Although climate change brings numerous challenges and threats, older adults are very resilient, perhaps more so than younger people [104, 105]. A recent study conducted in a sample of U.S. Gulf Coast residents (mean age 58.4 ± 16, range 18–96) surveyed after two successive hurricane seasons found that older age was associated with significantly fewer self-reported PTSD and depressive symptoms post-disaster, and the latter association was stronger among those who had encountered hurricane-related adversities than those who had not [105]. Social support and social cohesion have been shown to buffer the mental health impacts of natural disasters among aging adults [21, 106, 107]. Neighborhood green spaces can help improve well-being, enhance resilience, and protect older adults against developing post-disaster PTSD [108, 109].

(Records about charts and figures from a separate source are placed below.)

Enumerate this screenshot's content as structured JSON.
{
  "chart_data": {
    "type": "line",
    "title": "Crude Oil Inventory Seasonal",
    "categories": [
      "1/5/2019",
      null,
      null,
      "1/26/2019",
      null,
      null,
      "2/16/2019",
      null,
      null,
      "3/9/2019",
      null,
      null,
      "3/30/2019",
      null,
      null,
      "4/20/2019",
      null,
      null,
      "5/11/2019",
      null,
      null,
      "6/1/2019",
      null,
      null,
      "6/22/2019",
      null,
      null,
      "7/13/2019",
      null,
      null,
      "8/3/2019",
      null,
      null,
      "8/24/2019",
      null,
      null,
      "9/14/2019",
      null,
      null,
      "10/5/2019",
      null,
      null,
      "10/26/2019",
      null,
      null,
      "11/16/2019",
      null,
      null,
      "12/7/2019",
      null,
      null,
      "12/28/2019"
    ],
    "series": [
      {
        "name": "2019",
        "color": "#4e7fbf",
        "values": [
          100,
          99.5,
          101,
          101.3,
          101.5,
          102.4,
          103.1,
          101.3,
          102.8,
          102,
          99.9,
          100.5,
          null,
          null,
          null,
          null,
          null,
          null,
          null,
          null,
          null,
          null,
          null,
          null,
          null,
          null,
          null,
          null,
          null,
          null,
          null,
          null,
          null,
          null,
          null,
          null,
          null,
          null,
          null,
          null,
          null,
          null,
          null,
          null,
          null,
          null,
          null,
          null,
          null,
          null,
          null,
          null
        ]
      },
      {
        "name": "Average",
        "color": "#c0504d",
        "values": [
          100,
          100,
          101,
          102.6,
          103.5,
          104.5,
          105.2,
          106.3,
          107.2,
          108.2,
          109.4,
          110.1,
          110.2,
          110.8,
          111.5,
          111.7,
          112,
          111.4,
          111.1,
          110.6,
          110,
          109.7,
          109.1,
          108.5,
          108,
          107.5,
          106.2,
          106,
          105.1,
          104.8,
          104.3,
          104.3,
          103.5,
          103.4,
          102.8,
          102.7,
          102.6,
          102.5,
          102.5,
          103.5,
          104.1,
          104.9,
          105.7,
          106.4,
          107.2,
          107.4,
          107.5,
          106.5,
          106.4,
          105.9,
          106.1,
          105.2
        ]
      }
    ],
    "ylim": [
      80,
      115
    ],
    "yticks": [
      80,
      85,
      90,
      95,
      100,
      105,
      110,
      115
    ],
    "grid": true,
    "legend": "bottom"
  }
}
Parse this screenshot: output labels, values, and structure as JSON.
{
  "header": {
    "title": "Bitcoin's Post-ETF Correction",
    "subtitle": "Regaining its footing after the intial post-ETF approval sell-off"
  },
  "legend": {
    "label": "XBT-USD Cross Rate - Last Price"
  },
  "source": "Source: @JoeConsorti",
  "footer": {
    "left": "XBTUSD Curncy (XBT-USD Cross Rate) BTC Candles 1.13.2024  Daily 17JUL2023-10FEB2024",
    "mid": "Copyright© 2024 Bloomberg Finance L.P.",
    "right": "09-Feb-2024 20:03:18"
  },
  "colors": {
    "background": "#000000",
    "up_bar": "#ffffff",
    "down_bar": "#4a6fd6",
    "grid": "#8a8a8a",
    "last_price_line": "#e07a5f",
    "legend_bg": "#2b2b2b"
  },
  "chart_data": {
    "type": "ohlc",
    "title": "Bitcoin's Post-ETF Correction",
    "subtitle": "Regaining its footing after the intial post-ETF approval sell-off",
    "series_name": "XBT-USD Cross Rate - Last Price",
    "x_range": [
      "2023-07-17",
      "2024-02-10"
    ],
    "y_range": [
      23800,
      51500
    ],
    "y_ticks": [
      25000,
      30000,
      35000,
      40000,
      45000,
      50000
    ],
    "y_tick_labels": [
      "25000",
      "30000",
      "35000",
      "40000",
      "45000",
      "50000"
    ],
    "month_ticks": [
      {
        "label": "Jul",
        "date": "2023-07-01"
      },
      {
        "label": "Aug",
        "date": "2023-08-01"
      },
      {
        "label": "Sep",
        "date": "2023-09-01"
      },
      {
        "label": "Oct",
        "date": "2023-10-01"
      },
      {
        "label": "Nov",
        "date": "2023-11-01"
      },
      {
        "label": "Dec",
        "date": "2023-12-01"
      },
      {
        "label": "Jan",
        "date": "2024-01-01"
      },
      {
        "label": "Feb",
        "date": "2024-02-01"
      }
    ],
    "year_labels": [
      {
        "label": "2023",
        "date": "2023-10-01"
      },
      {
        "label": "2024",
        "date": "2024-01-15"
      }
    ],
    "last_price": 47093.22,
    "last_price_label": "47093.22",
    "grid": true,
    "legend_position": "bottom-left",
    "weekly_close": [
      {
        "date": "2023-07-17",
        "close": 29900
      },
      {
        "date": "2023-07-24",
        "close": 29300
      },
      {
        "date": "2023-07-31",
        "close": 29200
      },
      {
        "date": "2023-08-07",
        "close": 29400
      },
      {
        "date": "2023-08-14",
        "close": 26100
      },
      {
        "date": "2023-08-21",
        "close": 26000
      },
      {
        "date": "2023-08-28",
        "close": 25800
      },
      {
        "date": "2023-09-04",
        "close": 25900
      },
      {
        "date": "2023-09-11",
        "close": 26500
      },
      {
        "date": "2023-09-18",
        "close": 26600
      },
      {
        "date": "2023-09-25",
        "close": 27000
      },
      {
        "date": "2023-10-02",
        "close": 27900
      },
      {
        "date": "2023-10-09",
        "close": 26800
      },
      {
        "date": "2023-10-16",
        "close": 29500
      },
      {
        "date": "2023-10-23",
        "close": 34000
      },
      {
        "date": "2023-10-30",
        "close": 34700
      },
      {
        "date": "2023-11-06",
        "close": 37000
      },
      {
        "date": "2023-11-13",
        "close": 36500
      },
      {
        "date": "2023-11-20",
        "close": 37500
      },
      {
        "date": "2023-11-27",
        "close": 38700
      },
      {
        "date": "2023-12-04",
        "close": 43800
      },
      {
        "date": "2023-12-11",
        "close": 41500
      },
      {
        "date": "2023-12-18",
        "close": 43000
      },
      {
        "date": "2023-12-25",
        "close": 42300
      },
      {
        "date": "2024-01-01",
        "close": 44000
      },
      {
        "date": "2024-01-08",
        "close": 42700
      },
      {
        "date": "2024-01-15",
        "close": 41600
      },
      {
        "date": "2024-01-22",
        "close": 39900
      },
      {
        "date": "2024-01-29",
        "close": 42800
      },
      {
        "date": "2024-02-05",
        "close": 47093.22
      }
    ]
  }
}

Finally, older individuals are engaged in their communities and volunteer activities. The project Retirees in Service to the Environment (RISE) provided environmental awareness workshops to 149 older individuals at eleven sites in New York State and Florida, leading to an increase in the number of hours volunteered and multiple successful community stewardship projects [110].

Conclusions

A growing body of research regarding climate change-related clinical presentations in older adults exists, underscoring the increased risk for medical and psychiatric complications. The extant body of work focuses on extreme temperatures (including heatwaves), weather-related disasters, and air pollution. Anxiety, depressive symptoms, sleep disturbances, posttraumatic, and cognitive deficits are the most common symptoms associated with climate change. Older adults with major neurocognitive disorders and those with preexisting psychiatric illness have a higher risk of psychiatric hospitalizations after exposure to high temperatures and air pollution. Educating clinicians, patients, and caregivers is paramount, while keeping in mind that aging adults may have varying risk perceptions regarding climate change. Few evidence-based management strategies (mainly psychosocial interventions) exist, and there are no medication randomized controlled trials. Further work is needed to develop culturally appropriate interventions for older disaster survivors, as well as strategies to enhance individual and collective resilience. Many opportunities to research and improve the care of older adults in this constantly changing world remain.